Mais je me suis promis de conclure. Je fus toujours bavard à me raconter et ceci explique ces Mémoires. Tout y est vrai. Tous les personnages que j’y évoque ont vécu ou vivent. Je n’ai même pas changé leurs noms. Seul celui de mon village natal est travesti, et l’on chercherait vainement Saint-Brice sur la carte de la Côte-d’Or.

Je suis heureux. Je m’abandonne à d’agréables habitudes parisiennes. Je n’épuise mes revenus qu’en faisant un peu de bien autour de moi. Je continue d’accoupler des rimes. Je vis avec les jeunes. Je suis le moins fatigué de tous et de beaucoup le moins désabusé. J’ai des amies ravissantes. Et n’ai-je pas aussi Marion, si belle et bonne fille ? Gaie comme une fauvette, avec ça. Justement, la voici.

— Marion, je parle de toi dans mes Mémoires. Tiens, regarde, c’est écrit : « Marion Ledébert est une belle et bonne fille. » Allons, viens que je t’embrasse. On ne se lasse pas d’y promener la main, sur ce rond petit derrière…

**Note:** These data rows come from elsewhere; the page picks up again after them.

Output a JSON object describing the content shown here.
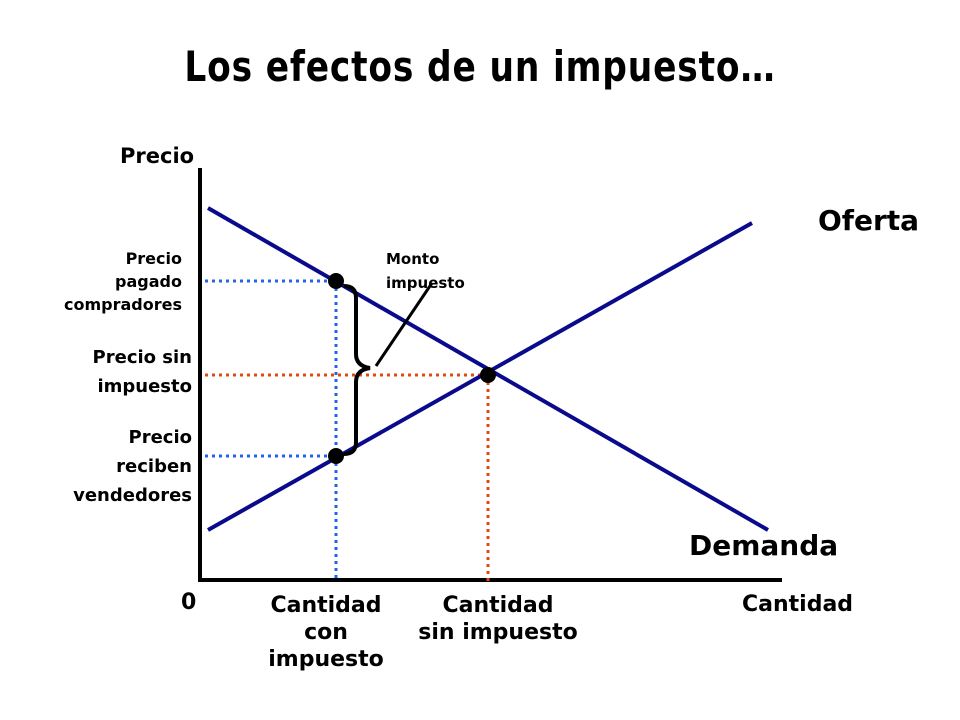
{
  "title": "Los efectos de un impuesto…",
  "axes": {
    "y_label": "Precio",
    "x_label": "Cantidad",
    "origin": "0"
  },
  "curves": {
    "supply": "Oferta",
    "demand": "Demanda"
  },
  "price_labels": {
    "buyers": [
      "Precio",
      "pagado",
      "compradores"
    ],
    "no_tax": [
      "Precio sin",
      "impuesto"
    ],
    "sellers": [
      "Precio",
      "reciben",
      "vendedores"
    ]
  },
  "tax_label": [
    "Monto",
    "impuesto"
  ],
  "quantity_labels": {
    "with_tax": [
      "Cantidad",
      "con",
      "impuesto"
    ],
    "without_tax": [
      "Cantidad",
      "sin impuesto"
    ]
  },
  "colors": {
    "curve": "#0a0a8c",
    "axis": "#000000",
    "tax_guides": "#2563eb",
    "equilibrium_guides": "#e04a10",
    "points": "#000000"
  }
}
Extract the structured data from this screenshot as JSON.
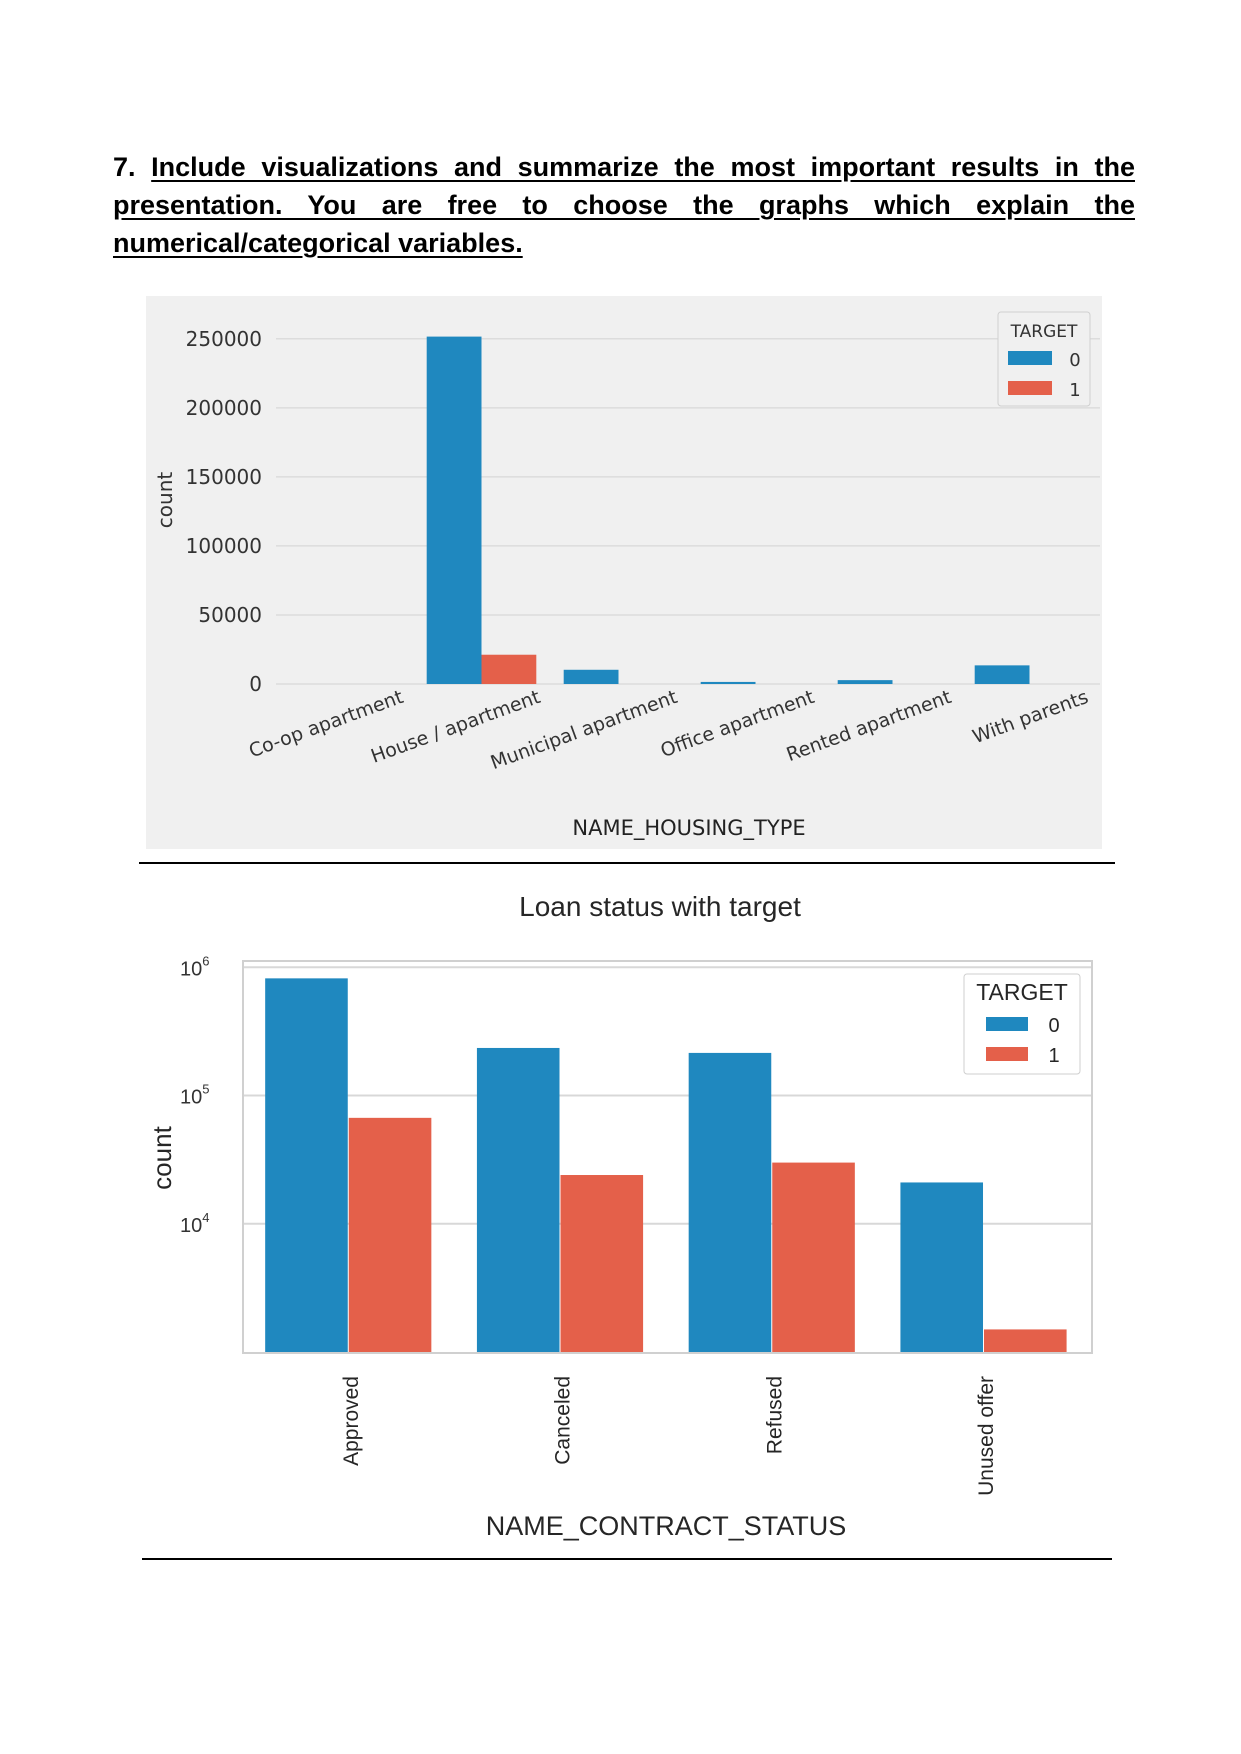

Bon estomac, cœur vaillant et le reste. Santé cérébrale parfaite. Je pourrai faire longue route encore. Certes, je ne quitterai pas sans regret ce bas monde, car il valait le voyage, mais je verrai venir la nuit finale avec sérénité. Et foin du curé : il n’entendra pas ma dernière prière. Elle sera pour la bonne Nature, qui tant m’aura donné de joies. Je la remercierai de m’avoir fait sensible aux émotions de l’âme comme à celles des sens, au merveilleux chatoiement des choses. Que si tout cela est l’œuvre d’un Dieu, salut au Maître magnifique !

Mesdames et messieurs, bonsoir !

[Félicien Fargèze mourut d’une congestion pulmonaire le 20 avril 1920, dans une clinique médicale du quartier de l’Europe. Il venait, très vert encore, d’entrer dans sa 85e année. Il fut inhumé au cimetière Montmartre. Il laissait une somme assez considérable à son village natal, une part des arrérages devant pourvoir à l’entretien de la tombe de ses parents. Il attribuait des legs à quelques femmes, réservait des souvenirs à plusieurs amis. Il priait l’un de ceux-ci, M. Tabarant, de recueillir le manuscrit de ces Mémoires et d’en disposer à son gré.]